Life was alright there for a while. I was doing sort of a piro from megatokyo thing about her and tried to refrain from letting her know I liked her. (would'nt want to get my hopes up ehh. To be honest I thought she was cute from the day I saw her. Apparently for her it was the day I came in with sunglasses. We talked...or no, we write each other through notes during her class. It was about all sorts of random stuff, sometimes about donovan and how much of an asshole lecher he's being and what we want to do to him, sometimes I'd fall behind and she'd let me copy her notes. Eventually I saw her during lunch and started spending lunch with her. We'd get closer and closer. On valentines day I decided I wanted to ask her out. On valentines day I discovered that Jesse did. On valentines day I began my habit of suporting people I like dating other people. On valentines day, my heart was crushed. I supported her and made the affort to avoid letting her know I like her still. In fact a few days later I intetionally asked a girl Maggie about a girl Alicia knowing she'd tell her I like her. Alicia was someone I knew abosolutely nothing about but our eyes always locked when i'd visit shiela and talk to her in their class. We went together. Somehow 2 events happened that i forogt the order of in this story.

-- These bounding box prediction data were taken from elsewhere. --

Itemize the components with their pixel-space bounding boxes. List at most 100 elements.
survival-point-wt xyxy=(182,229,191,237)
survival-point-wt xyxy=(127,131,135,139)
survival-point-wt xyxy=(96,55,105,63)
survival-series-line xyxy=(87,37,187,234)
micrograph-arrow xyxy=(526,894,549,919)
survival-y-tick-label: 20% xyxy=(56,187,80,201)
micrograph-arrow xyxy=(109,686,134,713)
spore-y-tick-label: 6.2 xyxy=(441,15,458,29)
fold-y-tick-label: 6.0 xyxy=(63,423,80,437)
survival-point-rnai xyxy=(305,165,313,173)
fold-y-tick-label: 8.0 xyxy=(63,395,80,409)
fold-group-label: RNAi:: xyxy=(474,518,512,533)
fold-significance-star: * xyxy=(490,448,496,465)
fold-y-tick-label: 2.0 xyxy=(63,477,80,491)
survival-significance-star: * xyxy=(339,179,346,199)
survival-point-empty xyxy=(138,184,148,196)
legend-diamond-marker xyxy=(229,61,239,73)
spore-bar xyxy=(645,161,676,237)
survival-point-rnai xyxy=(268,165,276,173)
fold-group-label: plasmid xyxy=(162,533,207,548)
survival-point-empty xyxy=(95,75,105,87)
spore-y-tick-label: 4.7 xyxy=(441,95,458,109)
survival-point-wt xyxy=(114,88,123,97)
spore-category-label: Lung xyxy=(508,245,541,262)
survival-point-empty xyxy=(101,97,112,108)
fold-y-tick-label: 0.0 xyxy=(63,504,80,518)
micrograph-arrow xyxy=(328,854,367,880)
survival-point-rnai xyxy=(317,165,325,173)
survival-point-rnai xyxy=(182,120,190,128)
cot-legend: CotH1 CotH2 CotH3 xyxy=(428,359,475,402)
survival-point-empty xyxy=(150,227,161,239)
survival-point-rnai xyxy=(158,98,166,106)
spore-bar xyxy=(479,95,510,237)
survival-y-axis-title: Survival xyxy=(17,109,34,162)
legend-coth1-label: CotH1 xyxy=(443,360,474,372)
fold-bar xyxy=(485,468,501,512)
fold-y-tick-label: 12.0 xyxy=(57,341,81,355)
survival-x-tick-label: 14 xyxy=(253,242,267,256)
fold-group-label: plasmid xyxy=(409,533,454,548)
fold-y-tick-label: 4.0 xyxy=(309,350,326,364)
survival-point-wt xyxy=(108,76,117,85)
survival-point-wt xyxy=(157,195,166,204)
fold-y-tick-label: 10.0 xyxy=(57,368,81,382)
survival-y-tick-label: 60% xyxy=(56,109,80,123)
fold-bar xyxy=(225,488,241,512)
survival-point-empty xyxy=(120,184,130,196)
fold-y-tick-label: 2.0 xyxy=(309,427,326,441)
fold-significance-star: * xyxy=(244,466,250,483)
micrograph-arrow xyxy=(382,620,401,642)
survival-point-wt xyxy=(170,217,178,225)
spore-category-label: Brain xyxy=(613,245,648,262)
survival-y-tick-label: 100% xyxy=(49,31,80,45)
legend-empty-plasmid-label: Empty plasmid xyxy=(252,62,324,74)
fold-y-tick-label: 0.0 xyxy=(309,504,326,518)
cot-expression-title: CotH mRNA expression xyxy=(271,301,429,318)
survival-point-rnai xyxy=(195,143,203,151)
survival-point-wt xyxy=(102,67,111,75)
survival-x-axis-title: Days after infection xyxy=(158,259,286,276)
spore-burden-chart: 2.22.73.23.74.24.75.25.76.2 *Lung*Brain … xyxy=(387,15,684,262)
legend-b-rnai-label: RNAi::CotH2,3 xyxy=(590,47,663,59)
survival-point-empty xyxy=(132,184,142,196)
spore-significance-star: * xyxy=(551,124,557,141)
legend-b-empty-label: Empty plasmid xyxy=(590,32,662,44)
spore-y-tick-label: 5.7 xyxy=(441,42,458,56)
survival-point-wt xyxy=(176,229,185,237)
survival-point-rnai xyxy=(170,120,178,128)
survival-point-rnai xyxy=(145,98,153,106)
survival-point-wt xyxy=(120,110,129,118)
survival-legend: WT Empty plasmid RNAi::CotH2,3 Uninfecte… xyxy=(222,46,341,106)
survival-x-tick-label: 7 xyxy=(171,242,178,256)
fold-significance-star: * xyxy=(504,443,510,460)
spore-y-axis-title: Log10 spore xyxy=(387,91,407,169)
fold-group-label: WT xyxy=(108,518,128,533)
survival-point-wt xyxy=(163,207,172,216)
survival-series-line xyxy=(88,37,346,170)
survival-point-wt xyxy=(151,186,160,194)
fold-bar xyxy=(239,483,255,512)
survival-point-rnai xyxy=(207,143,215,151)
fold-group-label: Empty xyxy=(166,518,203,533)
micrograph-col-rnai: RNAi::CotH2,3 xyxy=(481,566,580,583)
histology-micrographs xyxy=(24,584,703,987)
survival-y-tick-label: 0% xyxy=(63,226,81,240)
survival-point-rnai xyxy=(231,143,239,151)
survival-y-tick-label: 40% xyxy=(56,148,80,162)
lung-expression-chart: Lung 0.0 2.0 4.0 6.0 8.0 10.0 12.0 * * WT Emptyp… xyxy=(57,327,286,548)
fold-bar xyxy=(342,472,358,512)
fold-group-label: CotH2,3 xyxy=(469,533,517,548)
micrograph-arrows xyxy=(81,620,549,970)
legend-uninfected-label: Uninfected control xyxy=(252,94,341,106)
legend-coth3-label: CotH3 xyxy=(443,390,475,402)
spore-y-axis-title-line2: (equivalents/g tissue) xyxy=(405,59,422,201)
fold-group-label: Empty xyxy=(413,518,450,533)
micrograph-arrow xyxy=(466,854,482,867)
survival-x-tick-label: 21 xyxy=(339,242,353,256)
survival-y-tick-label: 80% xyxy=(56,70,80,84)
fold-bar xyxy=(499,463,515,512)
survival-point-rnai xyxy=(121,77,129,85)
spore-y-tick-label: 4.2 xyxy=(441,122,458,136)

1. She came in one day with adam and she would'nt tell me what's up. I knew that she liked me then because that was the first thing she could'nt tell me. Jesse found out and was um... odd about it. (Now he's confessing all sorts of sweet nothings to her while he's with some other girl)

2. She was walking me to class and we hugged each other. It did'nt feel the way it would normally. I wourked myself up to do it before and when I did it felt like at I ever wanted to do was stay in those arms and be with the person they belong to. Somehow the next day we were walking around biology classes entrance during lunch and we hugged again, onlt we stayed that way. That would happen everyday. Also there was an incident after where we held hands while walking, IDK who started it but I got caught by Alicia. I wasn't a good boyfriend doing that but I did it.

Originally I was'nt sure what to do, and even when she said she chose me, I still was afraid to break up with alicia. Anyway after a while a performance came up that the school got to see. Alicia was out of town. We went to it together. It felt like a date. We held hands during it. Someone cused me out on Alicia's phone and I thought we were broken up. I kissed Jasmine the next day. We had to break up later after being torn apart by her parents (they read an indecent letter) After alot of bumpy roads we are still crazy about each other. I'll be back in college soon for a 3rd time. This time I'm finishing it. I never forgot about that beach trip so we are going on one someday. and I even had my first serious fight with her ex. haha. My life has been unusual but I can say that's it's ben a happy one. There are somethings in her i have'nt mentioned though only because they are'nt something I wanted to write in now. Eventually, I suppose, (when my fingers are'nt cramping from typing this much I'll add more) until then, sayanora.